SELECT * FROM hexagoncoordinates(ST_TileEnvelope(15, 1, 1), 1000.0);

  i    |   j
--------+-------
-13358 | 11567
-13358 | 11568
-13357 | 11567
-13357 | 11568
-13356 | 11567
-13356 | 11568

Generating Hexagons for Any Tile

Remember, for pg_tileserv to publish a function as a tile set, the function needs to take in the tile coordinates (x, y and zoom) as well as any other user parameters (in our case, a "step") parameter.

The "step" parameter just controls the hexagon edge size, as a function of the tile width.

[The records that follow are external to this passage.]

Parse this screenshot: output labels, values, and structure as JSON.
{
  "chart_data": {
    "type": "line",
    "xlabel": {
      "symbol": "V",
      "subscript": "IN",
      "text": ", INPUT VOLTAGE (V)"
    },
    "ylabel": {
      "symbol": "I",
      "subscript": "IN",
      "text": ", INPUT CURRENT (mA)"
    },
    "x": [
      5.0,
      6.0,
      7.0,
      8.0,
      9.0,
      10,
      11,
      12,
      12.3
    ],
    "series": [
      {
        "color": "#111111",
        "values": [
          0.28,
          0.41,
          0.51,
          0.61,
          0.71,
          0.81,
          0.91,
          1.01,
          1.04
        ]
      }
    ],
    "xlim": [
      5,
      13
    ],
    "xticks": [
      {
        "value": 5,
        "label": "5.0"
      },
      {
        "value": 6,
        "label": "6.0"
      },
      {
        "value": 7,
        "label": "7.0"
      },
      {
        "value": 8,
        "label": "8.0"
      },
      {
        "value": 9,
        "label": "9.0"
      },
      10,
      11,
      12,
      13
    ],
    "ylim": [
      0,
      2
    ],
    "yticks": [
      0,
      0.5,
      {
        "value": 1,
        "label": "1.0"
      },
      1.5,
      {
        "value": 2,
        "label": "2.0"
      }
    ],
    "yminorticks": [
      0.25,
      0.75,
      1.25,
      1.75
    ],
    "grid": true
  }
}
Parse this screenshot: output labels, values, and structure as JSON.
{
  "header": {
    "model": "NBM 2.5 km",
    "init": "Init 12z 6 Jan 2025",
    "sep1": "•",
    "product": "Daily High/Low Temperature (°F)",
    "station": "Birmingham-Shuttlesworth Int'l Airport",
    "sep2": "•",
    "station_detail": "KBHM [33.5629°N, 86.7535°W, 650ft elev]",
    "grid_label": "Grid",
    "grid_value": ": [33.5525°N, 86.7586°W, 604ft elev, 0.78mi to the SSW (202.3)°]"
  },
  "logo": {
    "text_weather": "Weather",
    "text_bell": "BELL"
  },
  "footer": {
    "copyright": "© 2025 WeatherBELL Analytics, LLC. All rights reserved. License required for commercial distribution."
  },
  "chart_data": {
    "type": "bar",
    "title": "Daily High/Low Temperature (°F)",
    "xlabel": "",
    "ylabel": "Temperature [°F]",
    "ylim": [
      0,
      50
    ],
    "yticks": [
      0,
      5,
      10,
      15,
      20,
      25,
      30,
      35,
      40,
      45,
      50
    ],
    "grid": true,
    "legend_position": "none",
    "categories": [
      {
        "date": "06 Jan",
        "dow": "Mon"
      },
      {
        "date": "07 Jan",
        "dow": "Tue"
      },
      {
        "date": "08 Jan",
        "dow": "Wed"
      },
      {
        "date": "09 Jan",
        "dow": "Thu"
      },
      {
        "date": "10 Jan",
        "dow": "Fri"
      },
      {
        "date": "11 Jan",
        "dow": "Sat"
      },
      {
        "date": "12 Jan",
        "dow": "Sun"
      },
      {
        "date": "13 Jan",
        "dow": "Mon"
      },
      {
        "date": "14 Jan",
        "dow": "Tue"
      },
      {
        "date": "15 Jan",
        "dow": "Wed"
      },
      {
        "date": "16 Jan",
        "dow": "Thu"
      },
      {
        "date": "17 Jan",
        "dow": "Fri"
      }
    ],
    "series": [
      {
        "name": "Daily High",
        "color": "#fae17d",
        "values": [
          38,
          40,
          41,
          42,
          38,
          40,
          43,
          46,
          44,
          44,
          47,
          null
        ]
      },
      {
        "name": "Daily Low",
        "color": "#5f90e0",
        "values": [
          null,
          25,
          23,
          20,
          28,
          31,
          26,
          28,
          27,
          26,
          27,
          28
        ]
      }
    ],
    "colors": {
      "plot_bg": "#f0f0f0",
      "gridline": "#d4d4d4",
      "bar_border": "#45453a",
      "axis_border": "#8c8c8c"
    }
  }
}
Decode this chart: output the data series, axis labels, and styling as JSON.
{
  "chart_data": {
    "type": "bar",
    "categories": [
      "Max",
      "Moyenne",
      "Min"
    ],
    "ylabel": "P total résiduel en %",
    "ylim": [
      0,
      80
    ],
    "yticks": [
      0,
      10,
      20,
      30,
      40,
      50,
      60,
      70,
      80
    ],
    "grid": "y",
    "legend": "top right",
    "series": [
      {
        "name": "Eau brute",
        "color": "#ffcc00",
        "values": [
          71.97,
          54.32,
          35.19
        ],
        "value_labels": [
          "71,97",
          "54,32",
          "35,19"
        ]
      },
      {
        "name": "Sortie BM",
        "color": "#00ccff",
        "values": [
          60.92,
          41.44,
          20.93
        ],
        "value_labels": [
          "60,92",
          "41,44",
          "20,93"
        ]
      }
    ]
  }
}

A "step" of 1 implies an edge size 1/2 of the tile size; a "step" of 2 implies an edge size 1/4 of the tile size, and so on.

CREATE OR REPLACE
FUNCTION tilehexagons(z integer, x integer, y integer, step integer,
                      OUT geom geometry(Polygon, 3857), OUT i integer, OUT j integer)
RETURNS SETOF record
AS $$
    DECLARE
        bounds geometry;
        maxbounds geometry := ST_TileEnvelope(0, 0, 0);
        edge float8;
    BEGIN
    bounds := ST_TileEnvelope(z, x, y);
    edge := (ST_XMax(bounds) - ST_XMin(bounds)) / pow(2, step);
    FOR geom, i, j IN
    SELECT ST_SetSRID(hexagon(h.i, h.j, edge), 3857), h.i, h.j
    FROM hexagoncoordinates(bounds, edge) h
    LOOP
       IF maxbounds ~ geom AND bounds && geom THEN
            RETURN NEXT;
         END IF;
     END LOOP;
     END;
$$
LANGUAGE 'plpgsql'
IMMUTABLE
STRICT
PARALLEL SAFE;

Generating the Tile

Now that we can generate a set of hexagons for any tile coordinate, we just need a function that wraps up those hexagons in an MVT format for output.

CREATE OR REPLACE
FUNCTION public.hexagons(z integer, x integer, y integer, step integer default 4)
RETURNS bytea
AS $$
WITH
bounds AS (
    -- Convert tile coordinates to web mercator tile bounds
    SELECT ST_TileEnvelope(z, x, y) AS geom
 ),
 rows AS (
    -- All the hexes that interact with this tile
    SELECT h.i, h.j, h.geom
    FROM TileHexagons(z, x, y, step) h
 ),
 mvt AS (
     -- Usual tile processing, ST_AsMVTGeom simplifies, quantizes,
     -- and clips to tile boundary
    SELECT ST_AsMVTGeom(rows.geom, bounds.geom) AS geom,
           rows.i, rows.j
    FROM rows, bounds
)
-- Generate MVT encoding of final input record
SELECT ST_AsMVT(mvt, 'public.hexagons') FROM mvt
$$
LANGUAGE 'sql'
STABLE
STRICT
PARALLEL SAFE;

COMMENT ON FUNCTION public.hexagons IS 'Hex coverage dynamically generated. Step parameter determines how approximately many hexes (2^step) to generate per tile.';

The result is an infinitely zoomable hexagon grid that is generated on-the-fly.